At Tuesday’s sessions of the National Foundation for Infectious Diseases Annual Conference on Vaccine Research, vaccine scientists were moderately hopeful about developing an effective Zika virus vaccine. Their hope stems both from precedent and from the relatively simplicity of Zika virus: several effective vaccines for related flaviviruses have been developed, and there appears to be only one serotype of Zika virus, unlike, for example, dengue virus, which has four types.
Colonel Paul B. Keiser, MD, Walter Reed Army Institute of Research, described the other flavivirus vaccines and the lessons they offer for Zika. Yellow fever vaccine has been used since the 1930s and is exceptionally effective, although it does present serious risks to certain individuals. An inactivated vaccine for tick-borne encephalitis has been available in Europe since the 1970s. This vaccine doesn’t have the effectiveness profile of yellow fever vaccine and must be given in a three-dose series with boosters every 3-5 years. The Japanese encephalitis vaccine is another model for Zika vaccine: it is formalin inactivated and given generally in a three-dose series. (China uses a live JE vaccine.)
Keiser raised many questions that may influence Zika vaccine development efforts: Is vaccine efficacy more important to the individual than to the herd? How long does immunity need to last? How long will the current Zika epidemic last? How long would an epidemic last in temperate regions? Will we need to vaccinate pregnant women? Are the pathogenic effects of Zika due to the virus itself or to the immune response to infection? And, of course, sponsors and funders will be very interested whether a Zika virus vaccine will be commercially viable.
Different groups are taking varying approaches to developing a Zika virus vaccine; Keiser noted than an inactivated vaccine, a subunit/peptide vaccine, a live attenuated virus vaccine, and a DNA vaccine are currently in development.

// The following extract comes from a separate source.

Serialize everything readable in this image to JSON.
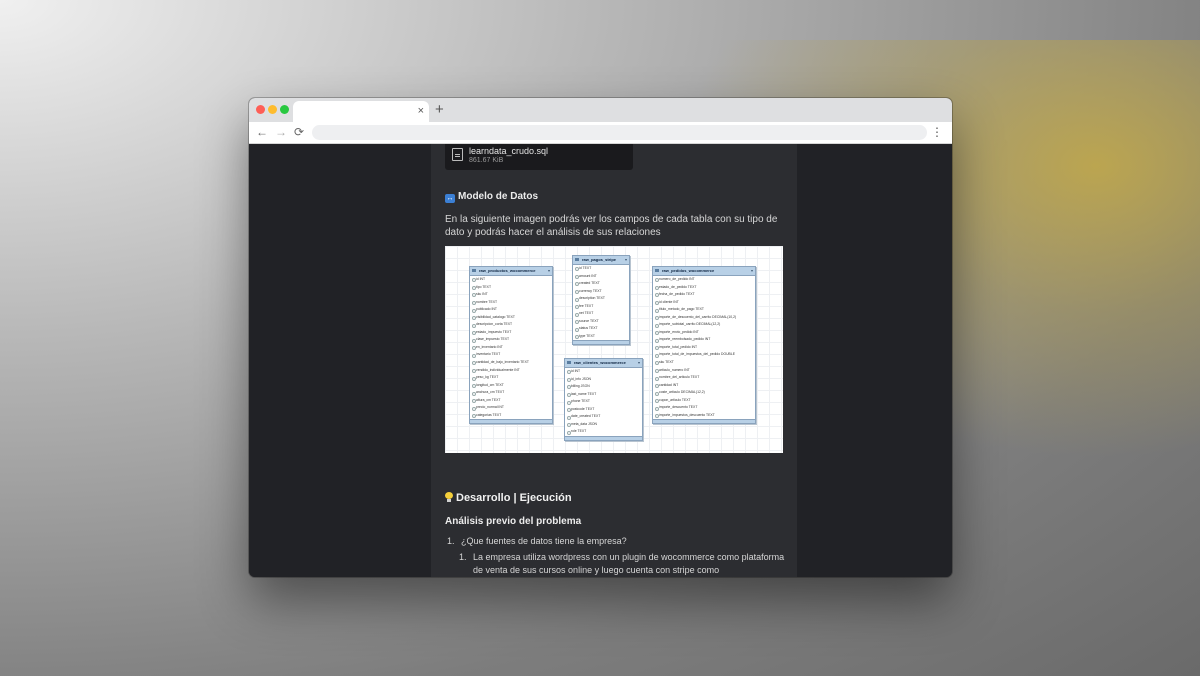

Scientists at Walter Reed are building an inactivated vaccine, so Keiser was keen to develop a case for that approach. Inactivated vaccines are faster and less expensive to develop than other types, and, based on success with other flaviviruses vaccines, he thinks this type of vaccine should work. A key, however, will be using the right inactivation technique and an effective dosing/adjuvant strategy. The main disadvantage of pursuing the inactivated approach is that immunity will likely be short-lived.
Testing the vaccine will present further questions. Keiser raised the possibility that efficacy could be demonstrated in a challenge trial, meaning that during the trial, researchers would attempt to infect those vaccinated with Zika virus. Early malaria vaccine candidates are often tested this way. Given that Zika virus illness is usually mild, this might be a reasonable model. A challenge trial could accelerate development efforts in that it could eliminate ineffective vaccine candidates before larger-scale trials begin. But Zika virus is difficult to detect in the blood after infection, and so end points for a challenge trial might be difficult to define and measure. But the main disadvantage to a challenge trial is that Zika virus infection seems to be associated with Guillain-Barré Syndrome (GBS). Keiser noted that we don’t know anything about the pathophysiology of GBS associated with Zika (is it the virus that causes GBS or the immune response to the infection that causes it?). A challenge test, given this uncertainty, might be too risky.
Barney S. Graham, MD, PhD, is also working on a Zika virus vaccine at the National Institute of Allergy and Infectious Diseases (NIAID). His model is a DNA vaccine, using a virus-like particle capsid for Zika virus. His group was able to use their work on a chikungunya vaccine to accelerate their Zika vaccine work. They have designed a Phase 1 trial that could be launched in 3-4 months in Sao Paulo, Brazil.
Questions from the audience drew a connection with Monday’s conference session about lessons learned from Ebola vaccine trials during the 2014-15 West African epidemic. Keiser said the lesson he drew is that the lack of publicly funded advanced vaccine development is an impediment to epidemic response. Graham noted, looking ahead to the next emerging pandemic, that we should be developing more basic scientific knowledge about the virus families that can infect humans. For some of these families, he said, research is less than preliminary: it just hasn’t been done. He suggested large-scale efforts to solve the structures of prototypical viruses in each family, to understand their pathogenicity, and to develop human monoclonal antibodies for them. These kinds of broad steps could mean a faster response to vaccine needs for the next pandemic.